Il ressort également dudit rapport qu’il vendait des animaux pour les terroristes et, par dessus tout, qu’il serait intervenu pour libérer un homme qui avait été capturé par les terroristes. En d’autres termes, il serait l’intermédiaire entre les terroristes et les populations. 

Des accusations que N.M, assisté de son avocat, a rejetées et a donné sa version des faits : « J’étais chez moi à la maison quand des agents de sécurité sont venus me chercher. Je me suis présenté à eux avec ma carte d’identité. Ils m’ont dit de les suivre. Ce que j’ai fait. Lorsque nous sommes arrivés au poste, ils m’ont mis dans une cellule. Cinq jours après, ils sont venus me demander si je savais pourquoi je suis là. Je leur ai répondu que c’est justement à cela que je réfléchis depuis, mais je ne comprends absolument rien. C’est là qu’ils m’ont notifié que je suis mouillé dans une affaire de terrorisme». 

Le prévenu a nié en bloc tout ce qui lui est reproché. « Les groupes armés sont passés chez nous et ils ont brûlé nos maisons et nos charrettes. C’est une chance pour moi d’être devant vous en vie », dit-il. 

Les réquisitions…

Lors de son réquisitoire, le procureur démontre que L.S, le mécanicien, savait très bien ce qu’il faisait et que les 12 000 francs CFA dont il parle relèvent du mensonge. 

« Des individus comme L.S sont nombreux dans nos contrées. Il n’est pas le seul mécanicien à Gorom-Gorom. Pourquoi c’est seulement chez lui que l’homme vient à tout moment pour s’acheter une moto ? », fait observer le parquet qui demande que le prévenu soit maintenu dans les liens de la prévention. 

Concernant l’orpailleur M.H, le procureur estime qu’en réalité, chaque semaine, il se ravitaille en carburant. « C’est sûr que la quantité d’essence était pour approvisionner les terroristes», informe-il, ajoutant que la somme de 1 million 340 mille francs CFA retrouvée sur lui était destinée à l’achat du carburant, avant d’inviter le tribunal à le maintenir dans les liens de la prévention. 

Pour ce qui de D.M.A, orpailleur sans enfant, le parquet trouve que les indices sont très concordants.
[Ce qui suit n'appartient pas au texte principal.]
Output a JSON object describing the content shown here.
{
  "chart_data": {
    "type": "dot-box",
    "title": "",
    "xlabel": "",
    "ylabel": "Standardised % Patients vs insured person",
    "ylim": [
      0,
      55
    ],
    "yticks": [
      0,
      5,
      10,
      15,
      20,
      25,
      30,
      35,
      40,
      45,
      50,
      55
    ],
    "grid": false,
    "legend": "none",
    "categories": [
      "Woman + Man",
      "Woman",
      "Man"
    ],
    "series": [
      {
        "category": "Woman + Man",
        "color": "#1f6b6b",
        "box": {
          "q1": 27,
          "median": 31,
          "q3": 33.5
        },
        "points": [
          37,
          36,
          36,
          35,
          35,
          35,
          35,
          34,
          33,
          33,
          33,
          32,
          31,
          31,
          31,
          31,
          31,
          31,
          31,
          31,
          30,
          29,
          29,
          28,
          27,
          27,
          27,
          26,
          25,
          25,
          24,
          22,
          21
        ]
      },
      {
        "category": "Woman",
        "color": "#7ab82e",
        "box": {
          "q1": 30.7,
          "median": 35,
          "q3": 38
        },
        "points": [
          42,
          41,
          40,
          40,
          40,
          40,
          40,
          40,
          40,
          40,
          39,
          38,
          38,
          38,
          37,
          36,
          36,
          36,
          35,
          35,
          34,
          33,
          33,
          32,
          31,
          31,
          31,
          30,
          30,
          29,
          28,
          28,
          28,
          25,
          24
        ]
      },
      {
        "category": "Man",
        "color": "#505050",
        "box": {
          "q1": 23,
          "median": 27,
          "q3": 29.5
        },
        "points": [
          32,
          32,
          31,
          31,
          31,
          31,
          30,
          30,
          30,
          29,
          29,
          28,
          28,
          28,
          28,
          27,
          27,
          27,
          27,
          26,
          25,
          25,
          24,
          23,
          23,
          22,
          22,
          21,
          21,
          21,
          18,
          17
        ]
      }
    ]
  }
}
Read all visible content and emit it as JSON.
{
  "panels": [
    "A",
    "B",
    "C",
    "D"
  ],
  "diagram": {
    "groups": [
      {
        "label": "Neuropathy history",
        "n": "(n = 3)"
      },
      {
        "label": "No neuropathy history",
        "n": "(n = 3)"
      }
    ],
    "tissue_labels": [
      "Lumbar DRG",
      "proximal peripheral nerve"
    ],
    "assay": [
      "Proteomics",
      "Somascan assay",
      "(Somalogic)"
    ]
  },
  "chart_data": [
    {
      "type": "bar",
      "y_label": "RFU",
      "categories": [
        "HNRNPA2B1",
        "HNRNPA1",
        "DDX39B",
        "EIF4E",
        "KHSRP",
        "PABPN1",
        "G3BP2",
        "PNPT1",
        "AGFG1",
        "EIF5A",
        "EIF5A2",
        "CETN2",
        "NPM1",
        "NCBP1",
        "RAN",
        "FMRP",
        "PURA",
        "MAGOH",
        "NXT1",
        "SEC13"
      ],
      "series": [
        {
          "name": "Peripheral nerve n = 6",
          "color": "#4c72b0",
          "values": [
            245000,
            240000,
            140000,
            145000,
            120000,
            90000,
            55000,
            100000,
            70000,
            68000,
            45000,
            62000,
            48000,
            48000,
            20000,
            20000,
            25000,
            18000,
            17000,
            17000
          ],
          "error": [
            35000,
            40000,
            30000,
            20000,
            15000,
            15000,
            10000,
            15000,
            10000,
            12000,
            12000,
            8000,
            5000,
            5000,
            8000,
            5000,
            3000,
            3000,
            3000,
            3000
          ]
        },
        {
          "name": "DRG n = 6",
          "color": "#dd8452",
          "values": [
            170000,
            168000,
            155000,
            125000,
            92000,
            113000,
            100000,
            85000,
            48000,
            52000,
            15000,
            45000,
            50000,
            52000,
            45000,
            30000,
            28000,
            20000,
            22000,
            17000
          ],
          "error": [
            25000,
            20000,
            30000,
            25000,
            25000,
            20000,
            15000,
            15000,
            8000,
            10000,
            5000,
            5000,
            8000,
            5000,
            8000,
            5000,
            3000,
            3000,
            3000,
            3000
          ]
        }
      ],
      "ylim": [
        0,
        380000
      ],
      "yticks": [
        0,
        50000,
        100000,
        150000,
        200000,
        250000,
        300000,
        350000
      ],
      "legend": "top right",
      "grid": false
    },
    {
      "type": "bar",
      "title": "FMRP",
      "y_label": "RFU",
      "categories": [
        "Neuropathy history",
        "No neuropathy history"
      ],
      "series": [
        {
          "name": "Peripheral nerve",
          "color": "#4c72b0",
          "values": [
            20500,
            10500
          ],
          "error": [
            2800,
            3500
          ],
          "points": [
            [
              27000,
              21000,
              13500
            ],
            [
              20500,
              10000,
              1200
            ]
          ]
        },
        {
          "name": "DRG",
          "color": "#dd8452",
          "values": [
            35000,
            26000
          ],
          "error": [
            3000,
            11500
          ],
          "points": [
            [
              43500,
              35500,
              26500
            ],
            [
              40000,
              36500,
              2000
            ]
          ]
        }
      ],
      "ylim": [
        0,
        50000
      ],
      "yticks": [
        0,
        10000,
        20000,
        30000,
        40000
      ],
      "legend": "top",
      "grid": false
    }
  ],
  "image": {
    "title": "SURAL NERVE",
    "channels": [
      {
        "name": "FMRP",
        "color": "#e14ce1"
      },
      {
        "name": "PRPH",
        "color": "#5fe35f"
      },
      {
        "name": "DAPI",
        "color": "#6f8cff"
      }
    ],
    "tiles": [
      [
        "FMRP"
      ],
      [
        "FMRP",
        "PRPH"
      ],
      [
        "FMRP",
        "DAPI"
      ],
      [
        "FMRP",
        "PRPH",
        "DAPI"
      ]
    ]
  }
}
De sont point de vue, les témoignages à charge contre lui sont à prendre au sérieux.  

Le ministère public soutient que des gens ont clairement identifié le prévenu tenant une arme au marché. Pour lui, il n’y a pas de doute, les faits qui lui sont reprochés sont constitués et il faille le maintenir dans les liens de la prévention. 

Quant au conseiller municipal N.M, le procureur a rappelé que les villageois ont affirmé qu’il était l’intermédiaire entre les terroristes et eux; ils disent aussi que c’est lui qui prélevait la zakat, une sorte d’impôt. 

Le procureur fait remarquer qu’il y a suffisamment d’éléments à charge contre lui et que les témoignages sont assez accablants. C’est pourquoi il a estimé qu’il faut le déclarer coupable. 

Les quatres prévenus sont de connivence avec ceux qui endeuillent les populations, poursuit le procureur qui a requis dans la foulée, à leur encontre, la peine d’emprisonnement de 21 ans, comme prévue par le Code pénal, dont 15 ans de sûreté et une amende ferme de 2 millions de francs CFA. Il demande également au tribunal de confisquer la somme de 1 million 340 mille de M.H au profit du Trésor public. 

La plaidoirie de l’avocat du conseiller…

Dans sa plaidoirie, l’avocat de N.M a clamé que son client a été déféré à la barre sur la base d’un simple témoignage, faisant noter le caractère anonyme de celui-ci. 

« Tout repose sur un témoignage, pourtant mon client a dit ici qu’il y a des gens qui lui en veulent politiquement », dit-il, poursuivant qu’au regard des éléments présentés, il y a un doute et cela doit profiter à son client. 

Le jugement…

Après une suspension temporaire, l’audience a repris avec la décision du tribunal. Le tribunal a ordonné la relaxe de M.H, l’orpailleur,  et la restitution de son argent. 

L.S, le mécanicien, est condamné à 10 ans de prison et à une amende de 10 millions de francs CFA, le tout feme. Le conseiller N.M et D.M.A, l’autre orpailleur, ont écopé d’une peine d’emprisonnement de 21 ans dont 15 ans de sûreté et d’une amende ferme de 2 millions de francs CFA.